What often happens is that Christians assume “Christ” and “Bible” together comprise a single, composite center from which we move outwards toward the world – interpreting and evaluating as we go. What I’m suggesting is that this is a mistake. The hermeneutical center from which we move out to assess and interpret as we go is Christ, and the Scriptures themselves are among the things that get judged and adjudicated along with all else in light of Christ. This doesn’t mean that Christians are to understand the Scriptures as just another religious text, but it does mean that the Bible does not (because it cannot) embody the character and intentions of God as does Christ. “Christ” and “Bible” are not convertible.
What difference does this make? Just this – the words the OT uses (wrath, judgment, forgive, etc.) all undergo re-evaluation in their biblical contexts in light of the event of Christ’s life, death, and resurrection. The dead-and-risen Christ becomes a kind of “reset” button by which we rethink Israel’s history and theological vocabularies. Seen in light of Christ, the OT only approximates the truth that gets revealed finally in Christ. Some of the OT portrayals of God may in fact get God wrong in some respects, respects we could only possibly be in a position to understand because we now read in light of Christ’s death and resurrection.
Yes, there are many passages that describe God as “burning with rage to consume the wicked” whom “his soul hates,” God as pleased with the “sweet smelling aroma of burnt offerings” and as forgiving conditionally, God as celebrating the “dashing of babies against the rocks,” as “laughing at the wicked,” and as “feeling indignation every day, ” and God as “no longer loving” a generation of Israelites because of their sin. There is no calculus that converts these into gospel truth or even anticipations of the gospel.
There are amazing exceptions to this picture as well. God is also portrayed as caring for Ninevites (even their cattle!) in spite of Israel’s racist disregard for them, loving and forgiving unconditionally, and as being disgusted by blood sacrifice. Rgarding that the generation of Israelites described by Hoseas (9:15) as “no longer loved by God,” Lamentations (3:31) assures us that “no one is cast off by the Lord forever.” We are also told in no uncertain terms that God desires “mercy, not sacrifice.” This latter insight cannot mean God desires sacrifice but only when it’s conditioned by mercy. The point (which we only finally understand in the light of Christ’s death and resurrection) is that sacrifice adds nothing relevant to what God desires which isn’t already present in a merciful, humble, and contrite heart.
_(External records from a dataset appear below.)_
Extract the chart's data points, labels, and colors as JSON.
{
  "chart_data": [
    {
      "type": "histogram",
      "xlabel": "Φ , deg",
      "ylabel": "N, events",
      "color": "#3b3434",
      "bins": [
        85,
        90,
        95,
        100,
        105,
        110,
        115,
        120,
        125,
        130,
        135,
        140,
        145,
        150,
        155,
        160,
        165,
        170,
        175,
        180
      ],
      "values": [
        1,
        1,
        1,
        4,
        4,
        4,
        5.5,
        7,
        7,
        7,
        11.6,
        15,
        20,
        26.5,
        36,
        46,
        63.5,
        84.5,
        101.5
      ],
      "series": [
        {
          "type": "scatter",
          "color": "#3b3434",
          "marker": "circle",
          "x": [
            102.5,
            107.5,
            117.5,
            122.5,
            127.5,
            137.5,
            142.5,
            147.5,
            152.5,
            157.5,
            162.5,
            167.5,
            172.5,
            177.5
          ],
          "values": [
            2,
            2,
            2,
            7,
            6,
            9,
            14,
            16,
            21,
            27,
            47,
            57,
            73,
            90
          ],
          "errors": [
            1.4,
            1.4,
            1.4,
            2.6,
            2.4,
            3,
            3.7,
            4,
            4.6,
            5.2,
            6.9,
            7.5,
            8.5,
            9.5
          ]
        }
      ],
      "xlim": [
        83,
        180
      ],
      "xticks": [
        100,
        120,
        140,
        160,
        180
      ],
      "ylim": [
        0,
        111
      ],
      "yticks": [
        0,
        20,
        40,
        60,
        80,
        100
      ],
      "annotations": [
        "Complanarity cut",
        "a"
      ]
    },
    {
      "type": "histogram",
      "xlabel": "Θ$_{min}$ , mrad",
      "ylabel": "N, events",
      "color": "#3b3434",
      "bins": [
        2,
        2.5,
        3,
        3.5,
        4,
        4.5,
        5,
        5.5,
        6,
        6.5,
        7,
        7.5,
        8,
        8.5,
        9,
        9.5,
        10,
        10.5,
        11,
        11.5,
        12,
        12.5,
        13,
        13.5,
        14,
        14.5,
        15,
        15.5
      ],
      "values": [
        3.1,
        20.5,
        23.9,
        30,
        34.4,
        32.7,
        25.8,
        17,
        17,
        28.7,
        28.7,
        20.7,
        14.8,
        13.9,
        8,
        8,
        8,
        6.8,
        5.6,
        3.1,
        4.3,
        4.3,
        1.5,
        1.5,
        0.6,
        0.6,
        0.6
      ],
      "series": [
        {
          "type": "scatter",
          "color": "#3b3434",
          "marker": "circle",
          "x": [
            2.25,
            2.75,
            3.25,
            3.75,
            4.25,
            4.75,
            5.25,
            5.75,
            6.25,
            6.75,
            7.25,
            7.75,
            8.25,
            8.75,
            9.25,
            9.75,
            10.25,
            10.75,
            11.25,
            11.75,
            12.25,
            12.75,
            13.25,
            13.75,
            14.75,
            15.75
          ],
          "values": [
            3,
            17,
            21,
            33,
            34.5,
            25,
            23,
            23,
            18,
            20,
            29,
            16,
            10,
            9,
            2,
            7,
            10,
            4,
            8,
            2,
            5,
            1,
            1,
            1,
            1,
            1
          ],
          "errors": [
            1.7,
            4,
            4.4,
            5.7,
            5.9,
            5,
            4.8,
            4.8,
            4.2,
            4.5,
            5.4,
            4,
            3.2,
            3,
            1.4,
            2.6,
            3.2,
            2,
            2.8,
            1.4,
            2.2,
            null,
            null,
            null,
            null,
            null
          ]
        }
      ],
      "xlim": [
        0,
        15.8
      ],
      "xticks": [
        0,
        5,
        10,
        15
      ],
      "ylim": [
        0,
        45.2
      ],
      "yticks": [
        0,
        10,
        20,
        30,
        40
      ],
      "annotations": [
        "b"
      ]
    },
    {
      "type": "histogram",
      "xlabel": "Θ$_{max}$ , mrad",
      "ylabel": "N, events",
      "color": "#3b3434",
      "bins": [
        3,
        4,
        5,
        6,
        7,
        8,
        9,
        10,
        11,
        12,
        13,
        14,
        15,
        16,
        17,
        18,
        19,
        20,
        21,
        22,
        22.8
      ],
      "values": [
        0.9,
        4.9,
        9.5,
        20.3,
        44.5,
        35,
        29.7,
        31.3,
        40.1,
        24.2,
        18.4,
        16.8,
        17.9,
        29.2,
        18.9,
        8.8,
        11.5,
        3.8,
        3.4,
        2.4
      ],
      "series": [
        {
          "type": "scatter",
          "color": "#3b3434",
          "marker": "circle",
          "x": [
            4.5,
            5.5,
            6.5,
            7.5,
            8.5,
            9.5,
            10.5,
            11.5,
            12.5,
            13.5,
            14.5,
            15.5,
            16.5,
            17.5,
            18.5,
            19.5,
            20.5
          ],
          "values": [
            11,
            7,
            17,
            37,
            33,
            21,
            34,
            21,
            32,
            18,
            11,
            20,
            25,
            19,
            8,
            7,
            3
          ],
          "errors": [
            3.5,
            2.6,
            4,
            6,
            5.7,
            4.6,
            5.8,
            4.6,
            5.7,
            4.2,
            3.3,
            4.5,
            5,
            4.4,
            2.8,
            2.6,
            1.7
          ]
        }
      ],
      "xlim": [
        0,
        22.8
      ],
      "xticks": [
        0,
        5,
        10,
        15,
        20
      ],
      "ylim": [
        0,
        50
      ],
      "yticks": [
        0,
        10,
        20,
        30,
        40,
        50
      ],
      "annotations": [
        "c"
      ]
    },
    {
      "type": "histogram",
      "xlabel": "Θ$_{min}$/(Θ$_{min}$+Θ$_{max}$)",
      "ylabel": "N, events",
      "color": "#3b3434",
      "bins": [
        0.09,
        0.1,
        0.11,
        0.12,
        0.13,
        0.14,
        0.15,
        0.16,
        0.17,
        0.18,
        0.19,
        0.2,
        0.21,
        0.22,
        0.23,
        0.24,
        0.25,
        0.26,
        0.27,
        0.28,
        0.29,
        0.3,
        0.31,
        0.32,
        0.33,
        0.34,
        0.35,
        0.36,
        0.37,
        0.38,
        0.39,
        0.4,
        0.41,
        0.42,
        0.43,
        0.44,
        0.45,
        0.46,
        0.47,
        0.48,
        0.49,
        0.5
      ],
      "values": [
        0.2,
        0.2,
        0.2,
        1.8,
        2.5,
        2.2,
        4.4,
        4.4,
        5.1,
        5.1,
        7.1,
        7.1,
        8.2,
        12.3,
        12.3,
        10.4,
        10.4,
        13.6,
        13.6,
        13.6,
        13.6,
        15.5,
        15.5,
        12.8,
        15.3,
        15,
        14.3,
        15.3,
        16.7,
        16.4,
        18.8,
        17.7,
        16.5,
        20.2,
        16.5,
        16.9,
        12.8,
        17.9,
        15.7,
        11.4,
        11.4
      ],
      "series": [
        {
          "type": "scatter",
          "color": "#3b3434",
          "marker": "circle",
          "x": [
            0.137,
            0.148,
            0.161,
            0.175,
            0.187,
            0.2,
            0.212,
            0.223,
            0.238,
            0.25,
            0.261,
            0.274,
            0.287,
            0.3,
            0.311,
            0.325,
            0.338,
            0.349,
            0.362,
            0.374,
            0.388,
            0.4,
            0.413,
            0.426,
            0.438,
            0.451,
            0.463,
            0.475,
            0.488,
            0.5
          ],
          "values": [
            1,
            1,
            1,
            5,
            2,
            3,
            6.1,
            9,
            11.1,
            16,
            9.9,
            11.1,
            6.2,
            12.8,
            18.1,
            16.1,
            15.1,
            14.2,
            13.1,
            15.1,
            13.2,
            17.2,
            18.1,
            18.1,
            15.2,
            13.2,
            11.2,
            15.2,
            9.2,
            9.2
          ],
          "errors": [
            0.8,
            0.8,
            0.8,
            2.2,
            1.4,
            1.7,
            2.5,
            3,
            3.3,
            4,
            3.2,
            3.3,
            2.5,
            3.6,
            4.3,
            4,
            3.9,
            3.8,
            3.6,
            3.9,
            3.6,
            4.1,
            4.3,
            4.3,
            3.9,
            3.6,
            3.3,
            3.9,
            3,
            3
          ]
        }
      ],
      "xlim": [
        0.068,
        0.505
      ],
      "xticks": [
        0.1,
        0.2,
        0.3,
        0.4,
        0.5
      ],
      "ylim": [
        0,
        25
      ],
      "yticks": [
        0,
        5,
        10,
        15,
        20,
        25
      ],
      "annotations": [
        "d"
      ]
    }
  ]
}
So the OT is a mixed bag. It doesn’t offer a single, unified theology on many of these fundamental questions. It too is among the things that get judged and revealed in the light of the Cross and resurrection. That means terms like “wrath,” “judgment,” and even “forgiveness” which are variously used in the OT and which we inherit from that OT worldview, have to undergo a purging, a cleansing. In the light of Christ – the quintessential revelation of the character and intentions of God – we may have to find better words or redeploy the same words with radically new meanings.
My essential point is that there is no way to draw a straight line from the OT use of the word “wrath” (as that concept was employed in the OT by Israel) to concluding what the Cross must mean in light of that term’s OT usage. This gets the interpretive order precisely backwards. It is in light of the Cross that we are compelled to assess Israel’s theological vocabularies. That such critical re-evaluation of the Bible’s own pronouncements is thinkable is not a foreign thought we have to bring in from somewhere else. This kind of re-evaluation of the Bible happens within the Bible itself (within the OT and between OT and NT).